Acara seni kejadian atau happening art bertajuk “Bagus Kodok Ibnu Sukodok Daup Peri Roro Setyowati” karya Bramantyo Prijosusilo yang digelar 8 Oktober 2014 silam ramai menghiasi baik itu mainstream maupun social media.
Ditilik dari kacamata ‘kekininan’ acara perkawinan seorang bernama Bagus Kodok Ibnu Sukodok dengan Setyowati yang adalah makhluk tak kasat mata tentu sesuatu yang janggal, tapi bagiku ini justru menarik, semenarik dan seunik karya seni kejadian Mas Bram sebelumnya, Membanting Macan Kerah yang digelar awal 2012 silam dan pernah pula kutulis di sini.
Dua hari setelah acara dilangsungkan, aku menghubunginya lewat jendela percakapan Facebook untuk mewawancarainya. Jalannya obrolan sore itu berlangsung tak kalah menariknya dengan acara itu sendiri karena aku mengutarakan pertanyaan-pertanyaan yang mungkin luput ditulis dan ditanyakan wartawan-wartawan dari mainstream media minggu lalu.
Meski ini ungkapan subyektif, tentu ini bukan karena kami sama-sama alumni SMA Kolese De Britto (Mas Bram adalah lulusan De Britto tahun 1983, tiga belas tahun di atasku) tapi lebih bagaimana mengelola proses tanya-jawab dari seorang sebrilian Mas Bram dengan cara yang tak kalah briliannya oleh… oleh pemilik blog ini hahaha…

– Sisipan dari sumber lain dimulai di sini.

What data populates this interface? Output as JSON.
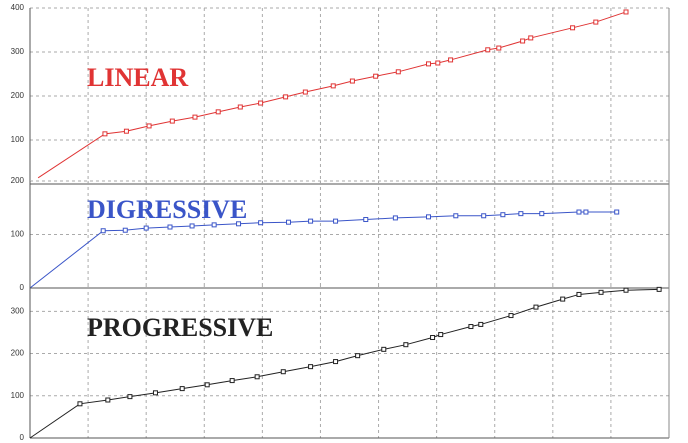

Nggak perlu pakai panjang kali lebar lagi, simak wawancara selengkapnya berikut ini:
Motivasimu dibalik acara perkawinan Kodok dan Setyowati ini apa?
Tanggung jawabku sebagai seniman untuk membuat karya membangun peradaban berdasarkan budi.
Membangun peradaban berdasarkan budi? Maksudnya?
Sabda Palon dan Naya Genggong (dua penasihat spiritual Prabu Brawijaya V yang memerintah ada era 1400-an masehi -red) moksa pada saat runtuhnya Kerajaan Majapahit, dengan janji kembali mengejawantah bilamana orang kembali beragama “budi”.
Kembalinya “agama budi” disaksikan kaum Jawa di sekitar 1945, ketika seluruh Nusantara dengan ikhlas memberi untuk kemerdekaan. Namun dalam perkembangannya Sabda Palon dan Naya Genggong urung hadir karena krisis-krisis sosial dan politik yang kita alami kita selesaikan dengan cara yang berdarah.
Apalagi di tahun 1965, banjir darah besar dalam sejarah umat manusia. Maka kemenangan apapun, tidak akan mampu membangun peradaban berdasar budi karena tak ada peradaban berdasarkan budi ditegakkan di atas telaga darah.
Itu juga terjadi pada Era Reformasi … tapi sejak itu … tsunami, gempa, gunung meletus … semua mulai membuka kedok pejabat bebal dan mengerahkan maksud baik relawan, bahkan ketika Orde Baru mengancam mencaplok bangsa ini kembali, relawan digalang Roh dan bergerak. Ini adalah bukti bahwa Sabda Palon dan Naya Genggong hampir kembali.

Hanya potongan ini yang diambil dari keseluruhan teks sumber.